Editorial Comment on The 2/6/02 BSA Resolution
February 15, 2002
Editor, TIME Magazine
Dear Editor:
Despite Latter Day Saints President Gordon Hinkley's admonishment to Mormons to avoid clannishness and a holier
than thou attitude and to dispel old prejudices (TIME, February 11), the Mormons real objectives became apparent
just this week. On February 6 the Boy Scouts of Americas National Executive Board, under pressure from the LDS,
but by a less than unanimous vote, rejected a plan to let local churches, other organizations, and Scout unit (parent)
committees choose their own Scout units leaders and youth members without regard to sexual orientation.
Coupled with that, the BSA has told its 306 local councils not even to permit discussion of the issue, except to
affirm the present policy. It has also ordered local council Scout executives (local CEOs) not to endorse anyone
for national or regional BSA leadership if they cannot pass the litmus test of upholding the current policy, thereby
assuring a majority vote for the LDS stand.
The rejected proposal would have let the Mormons, as well as Baptists, Catholics, and others, continue to exclude
homosexuals from their Scout units, while letting those who believe otherwise, such as Reform Judaism, Episcopalians,
More Light Presbyterians, Reconciling Methodists, Open and Affirming United Church of Christ and others to follow
their affirmations of inclusiveness.
The LDS Church has used its muscle to force the BSA to accommodate its wishes in the past, but until the 1980s,
on the issue of homosexuality, the LDS has not required the rest of Scouting to abide by the principles of its
religious beliefs. The Mormons clout arise from its requirement that every ward (local congregation) have a Scout
troop, giving it the largest number of Scout units of any organization in the BSA. Mormon leaders have said they
would withdraw from Scouting if the BSA didn't yield to their demand. (Since LDS Scout units are half the size
of others, it is fourth in the number of youth members, behind the Methodists, public schools, and the Catholic
Church.)
The LDS was the first denomination in the US to adopt Scouting as its youth program in 1913. Since then the BSA
has acceded to every wish of the Mormons to run Scouting its own way. When the BSA lowered the Scout age to 11
in 1947, the LDS were allowed to keep their 11-year olds in a separate patrol. When girls were allowed into Exploring
in 1969, the Mormons were granted an exception for their Explorer posts. In 1988 when women were permitted to
become Scoutmasters, the LDS said ³not in our troops. Now the LDS insists that everyone in Scouting follow
its rules.
The BSA is now forcing other denominations to yield.
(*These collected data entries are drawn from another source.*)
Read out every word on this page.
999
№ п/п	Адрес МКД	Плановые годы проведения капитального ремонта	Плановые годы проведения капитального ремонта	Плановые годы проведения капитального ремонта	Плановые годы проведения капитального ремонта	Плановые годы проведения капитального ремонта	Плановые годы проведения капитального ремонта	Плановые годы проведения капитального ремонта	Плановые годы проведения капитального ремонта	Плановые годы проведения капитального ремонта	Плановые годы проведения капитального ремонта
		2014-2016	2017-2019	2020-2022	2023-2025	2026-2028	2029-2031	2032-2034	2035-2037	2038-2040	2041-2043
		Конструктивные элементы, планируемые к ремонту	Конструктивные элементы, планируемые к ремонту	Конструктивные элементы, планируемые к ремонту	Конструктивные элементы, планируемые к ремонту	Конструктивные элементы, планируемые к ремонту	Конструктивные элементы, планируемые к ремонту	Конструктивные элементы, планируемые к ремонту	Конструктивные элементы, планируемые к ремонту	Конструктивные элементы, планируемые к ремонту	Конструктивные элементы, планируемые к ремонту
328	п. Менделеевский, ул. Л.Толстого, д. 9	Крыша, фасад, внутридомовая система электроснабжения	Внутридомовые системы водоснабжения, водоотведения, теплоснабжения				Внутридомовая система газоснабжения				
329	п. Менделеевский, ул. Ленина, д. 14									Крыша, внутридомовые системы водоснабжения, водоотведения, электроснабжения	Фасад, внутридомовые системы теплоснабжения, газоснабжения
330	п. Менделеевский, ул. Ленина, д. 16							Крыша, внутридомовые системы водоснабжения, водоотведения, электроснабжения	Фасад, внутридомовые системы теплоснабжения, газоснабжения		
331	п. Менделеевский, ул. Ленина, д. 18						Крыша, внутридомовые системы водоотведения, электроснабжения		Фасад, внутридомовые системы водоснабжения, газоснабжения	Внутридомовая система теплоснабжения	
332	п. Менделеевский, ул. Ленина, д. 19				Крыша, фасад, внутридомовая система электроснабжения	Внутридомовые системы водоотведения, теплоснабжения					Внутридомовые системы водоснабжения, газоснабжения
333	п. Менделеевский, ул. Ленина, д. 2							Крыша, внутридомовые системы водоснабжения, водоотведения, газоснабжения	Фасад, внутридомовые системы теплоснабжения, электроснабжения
In 1998 the Unitarian Universalist Association was denied
the right to present its own religious award to its own Scouts because of the UUA stand on homosexuality. (Until
then the BSA had insisted that religious awards were church awards and did not interfere.) In 2000 my own Petaluma
United Church of Christ was told by the BSA it could not start a Scout troop because of BSA fear it would promote
openness and diversity. Many churches are faced with either dropping Scout units they have had for decades, or
of denying their deeply held beliefs in inclusiveness.
The Boy Scouts of America is well on its way to becoming an organization exclusively for the religious right and
thereby irrelevant to a large part of America. If the BSA reaffirms the diversity that is America, Scouting can
continue to be the great youth program it has been until now, serving all regardless of beliefs.